Une conférence organisée à Londres en début d’année, et rapportée par The Guardian, a réuni 17 pays, l’Union européenne et l’Union africaine pour discuter d’aide et de diplomatie. Cependant, la participation de pays prétendument liés au conflit, comme les Émirats arabes unis, a suscité des critiques.

Amnesty International a qualifié la réponse mondiale de « lamentablement insuffisante », tandis que l’International Crisis Group a décrit les efforts diplomatiques comme « ternes ».

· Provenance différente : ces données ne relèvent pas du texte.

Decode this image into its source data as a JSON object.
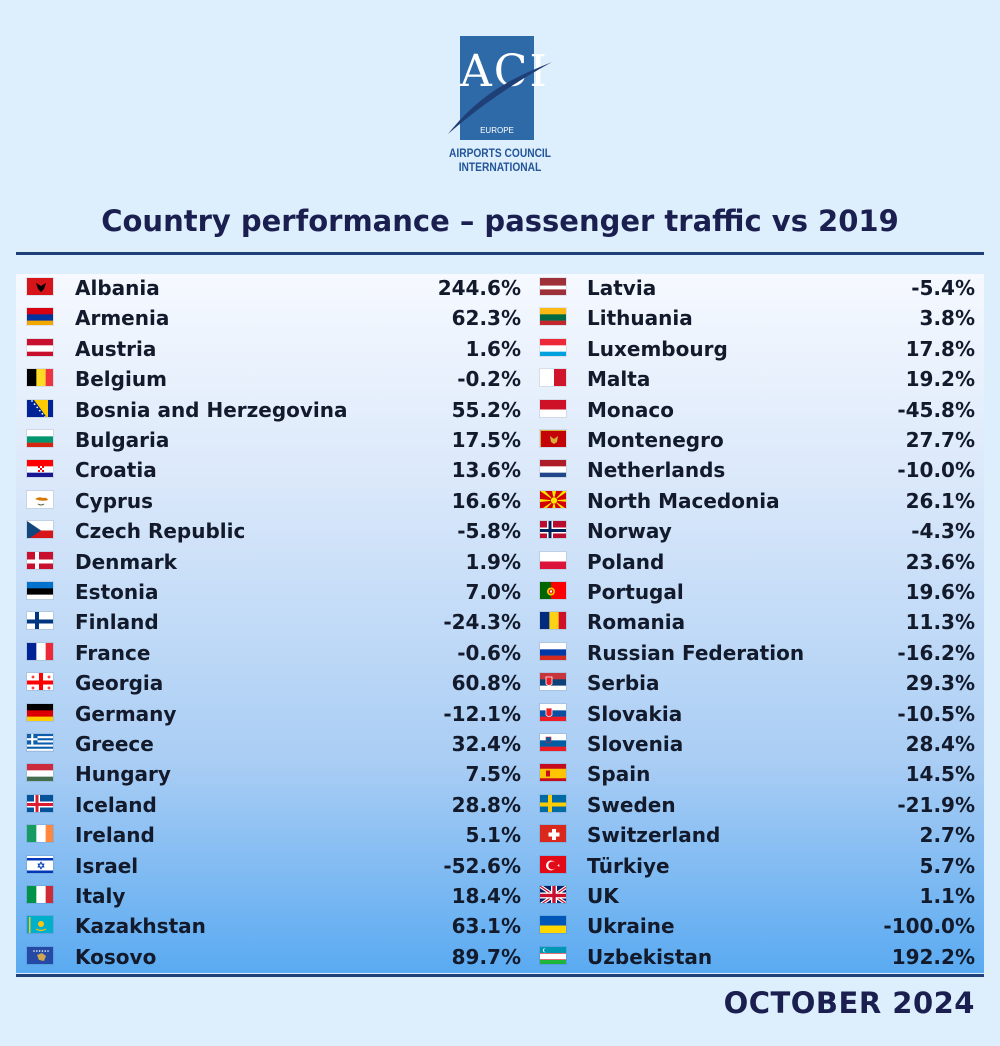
{
  "logo": {
    "mark": "ACI",
    "region": "EUROPE",
    "line1": "AIRPORTS COUNCIL",
    "line2": "INTERNATIONAL"
  },
  "title": "Country performance – passenger traffic vs 2019",
  "footer": "OCTOBER 2024",
  "chart_data": {
    "type": "table",
    "title": "Country performance – passenger traffic vs 2019",
    "columns": [
      [
        {
          "country": "Albania",
          "value": "244.6%",
          "flag": {
            "type": "solid",
            "colors": [
              "#d7141a"
            ],
            "emblem": "black-eagle"
          }
        },
        {
          "country": "Armenia",
          "value": "62.3%",
          "flag": {
            "type": "h",
            "colors": [
              "#d90012",
              "#0033a0",
              "#f2a800"
            ]
          }
        },
        {
          "country": "Austria",
          "value": "1.6%",
          "flag": {
            "type": "h",
            "colors": [
              "#c8102e",
              "#ffffff",
              "#c8102e"
            ]
          }
        },
        {
          "country": "Belgium",
          "value": "-0.2%",
          "flag": {
            "type": "v",
            "colors": [
              "#000000",
              "#fdda24",
              "#ef3340"
            ]
          }
        },
        {
          "country": "Bosnia and Herzegovina",
          "value": "55.2%",
          "flag": {
            "type": "diag",
            "colors": [
              "#002395",
              "#fecb00"
            ]
          }
        },
        {
          "country": "Bulgaria",
          "value": "17.5%",
          "flag": {
            "type": "h",
            "colors": [
              "#ffffff",
              "#00966e",
              "#d62612"
            ]
          }
        },
        {
          "country": "Croatia",
          "value": "13.6%",
          "flag": {
            "type": "h",
            "colors": [
              "#ff0000",
              "#ffffff",
              "#171796"
            ],
            "emblem": "checker"
          }
        },
        {
          "country": "Cyprus",
          "value": "16.6%",
          "flag": {
            "type": "solid",
            "colors": [
              "#ffffff"
            ],
            "emblem": "island"
          }
        },
        {
          "country": "Czech Republic",
          "value": "-5.8%",
          "flag": {
            "type": "czech",
            "colors": [
              "#ffffff",
              "#d7141a",
              "#11457e"
            ]
          }
        },
        {
          "country": "Denmark",
          "value": "1.9%",
          "flag": {
            "type": "cross",
            "colors": [
              "#c8102e",
              "#ffffff"
            ]
          }
        },
        {
          "country": "Estonia",
          "value": "7.0%",
          "flag": {
            "type": "h",
            "colors": [
              "#0072ce",
              "#000000",
              "#ffffff"
            ]
          }
        },
        {
          "country": "Finland",
          "value": "-24.3%",
          "flag": {
            "type": "cross",
            "colors": [
              "#ffffff",
              "#003580"
            ]
          }
        },
        {
          "country": "France",
          "value": "-0.6%",
          "flag": {
            "type": "v",
            "colors": [
              "#002395",
              "#ffffff",
              "#ed2939"
            ]
          }
        },
        {
          "country": "Georgia",
          "value": "60.8%",
          "flag": {
            "type": "georgia",
            "colors": [
              "#ffffff",
              "#ff0000"
            ]
          }
        },
        {
          "country": "Germany",
          "value": "-12.1%",
          "flag": {
            "type": "h",
            "colors": [
              "#000000",
              "#dd0000",
              "#ffce00"
            ]
          }
        },
        {
          "country": "Greece",
          "value": "32.4%",
          "flag": {
            "type": "greece",
            "colors": [
              "#0d5eaf",
              "#ffffff"
            ]
          }
        },
        {
          "country": "Hungary",
          "value": "7.5%",
          "flag": {
            "type": "h",
            "colors": [
              "#cd2a3e",
              "#ffffff",
              "#436f4d"
            ]
          }
        },
        {
          "country": "Iceland",
          "value": "28.8%",
          "flag": {
            "type": "cross2",
            "colors": [
              "#02529c",
              "#ffffff",
              "#dc1e35"
            ]
          }
        },
        {
          "country": "Ireland",
          "value": "5.1%",
          "flag": {
            "type": "v",
            "colors": [
              "#169b62",
              "#ffffff",
              "#ff883e"
            ]
          }
        },
        {
          "country": "Israel",
          "value": "-52.6%",
          "flag": {
            "type": "israel",
            "colors": [
              "#ffffff",
              "#0038b8"
            ]
          }
        },
        {
          "country": "Italy",
          "value": "18.4%",
          "flag": {
            "type": "v",
            "colors": [
              "#009246",
              "#ffffff",
              "#ce2b37"
            ]
          }
        },
        {
          "country": "Kazakhstan",
          "value": "63.1%",
          "flag": {
            "type": "solid",
            "colors": [
              "#00afca"
            ],
            "emblem": "sun"
          }
        },
        {
          "country": "Kosovo",
          "value": "89.7%",
          "flag": {
            "type": "solid",
            "colors": [
              "#244aa5"
            ],
            "emblem": "map"
          }
        }
      ],
      [
        {
          "country": "Latvia",
          "value": "-5.4%",
          "flag": {
            "type": "latvia",
            "colors": [
              "#9e3039",
              "#ffffff"
            ]
          }
        },
        {
          "country": "Lithuania",
          "value": "3.8%",
          "flag": {
            "type": "h",
            "colors": [
              "#fdb913",
              "#006a44",
              "#c1272d"
            ]
          }
        },
        {
          "country": "Luxembourg",
          "value": "17.8%",
          "flag": {
            "type": "h",
            "colors": [
              "#ed2939",
              "#ffffff",
              "#00a1de"
            ]
          }
        },
        {
          "country": "Malta",
          "value": "19.2%",
          "flag": {
            "type": "v2",
            "colors": [
              "#ffffff",
              "#cf142b"
            ]
          }
        },
        {
          "country": "Monaco",
          "value": "-45.8%",
          "flag": {
            "type": "h2",
            "colors": [
              "#ce1126",
              "#ffffff"
            ]
          }
        },
        {
          "country": "Montenegro",
          "value": "27.7%",
          "flag": {
            "type": "solid",
            "colors": [
              "#c40308"
            ],
            "emblem": "eagle-gold"
          }
        },
        {
          "country": "Netherlands",
          "value": "-10.0%",
          "flag": {
            "type": "h",
            "colors": [
              "#ae1c28",
              "#ffffff",
              "#21468b"
            ]
          }
        },
        {
          "country": "North Macedonia",
          "value": "26.1%",
          "flag": {
            "type": "solid",
            "colors": [
              "#d20000"
            ],
            "emblem": "sunrays"
          }
        },
        {
          "country": "Norway",
          "value": "-4.3%",
          "flag": {
            "type": "cross2",
            "colors": [
              "#ba0c2f",
              "#ffffff",
              "#00205b"
            ]
          }
        },
        {
          "country": "Poland",
          "value": "23.6%",
          "flag": {
            "type": "h2",
            "colors": [
              "#ffffff",
              "#dc143c"
            ]
          }
        },
        {
          "country": "Portugal",
          "value": "19.6%",
          "flag": {
            "type": "portugal",
            "colors": [
              "#006600",
              "#ff0000"
            ]
          }
        },
        {
          "country": "Romania",
          "value": "11.3%",
          "flag": {
            "type": "v",
            "colors": [
              "#002b7f",
              "#fcd116",
              "#ce1126"
            ]
          }
        },
        {
          "country": "Russian Federation",
          "value": "-16.2%",
          "flag": {
            "type": "h",
            "colors": [
              "#ffffff",
              "#0039a6",
              "#d52b1e"
            ]
          }
        },
        {
          "country": "Serbia",
          "value": "29.3%",
          "flag": {
            "type": "h",
            "colors": [
              "#c6363c",
              "#0c4076",
              "#ffffff"
            ],
            "emblem": "shield"
          }
        },
        {
          "country": "Slovakia",
          "value": "-10.5%",
          "flag": {
            "type": "h",
            "colors": [
              "#ffffff",
              "#0b4ea2",
              "#ee1c25"
            ],
            "emblem": "shield"
          }
        },
        {
          "country": "Slovenia",
          "value": "28.4%",
          "flag": {
            "type": "h",
            "colors": [
              "#ffffff",
              "#005da4",
              "#ed1c24"
            ],
            "emblem": "shield-small"
          }
        },
        {
          "country": "Spain",
          "value": "14.5%",
          "flag": {
            "type": "spain",
            "colors": [
              "#c60b1e",
              "#ffc400"
            ]
          }
        },
        {
          "country": "Sweden",
          "value": "-21.9%",
          "flag": {
            "type": "cross",
            "colors": [
              "#006aa7",
              "#fecc00"
            ]
          }
        },
        {
          "country": "Switzerland",
          "value": "2.7%",
          "flag": {
            "type": "swiss",
            "colors": [
              "#da291c",
              "#ffffff"
            ]
          }
        },
        {
          "country": "Türkiye",
          "value": "5.7%",
          "flag": {
            "type": "solid",
            "colors": [
              "#e30a17"
            ],
            "emblem": "crescent"
          }
        },
        {
          "country": "UK",
          "value": "1.1%",
          "flag": {
            "type": "uk",
            "colors": [
              "#012169",
              "#ffffff",
              "#c8102e"
            ]
          }
        },
        {
          "country": "Ukraine",
          "value": "-100.0%",
          "flag": {
            "type": "h2",
            "colors": [
              "#0057b7",
              "#ffd700"
            ]
          }
        },
        {
          "country": "Uzbekistan",
          "value": "192.2%",
          "flag": {
            "type": "h",
            "colors": [
              "#1eb53a",
              "#ffffff",
              "#0099b5"
            ],
            "reverse": true
          }
        }
      ]
    ]
  }
}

Le secrétaire général de l’ONU pour la santé, Tedros Adhanom Ghebreyesus, a déclaré à la BBC que « la question raciale entre en jeu », déplorant l’attention internationale limitée accordée au Soudan par rapport à d’autres crises.

Quel avenir pour le Soudan ?

Des analystes cités par le Telegraph avertissent que le Soudan pourrait se diriger vers une partition, à l’image de la division est-ouest de la Libye. Avec la consolidation du pouvoir des RSF à l’ouest et l’armée retranchée à l’est, le pays risque de se fragmenter selon des lignes régionales et ethniques.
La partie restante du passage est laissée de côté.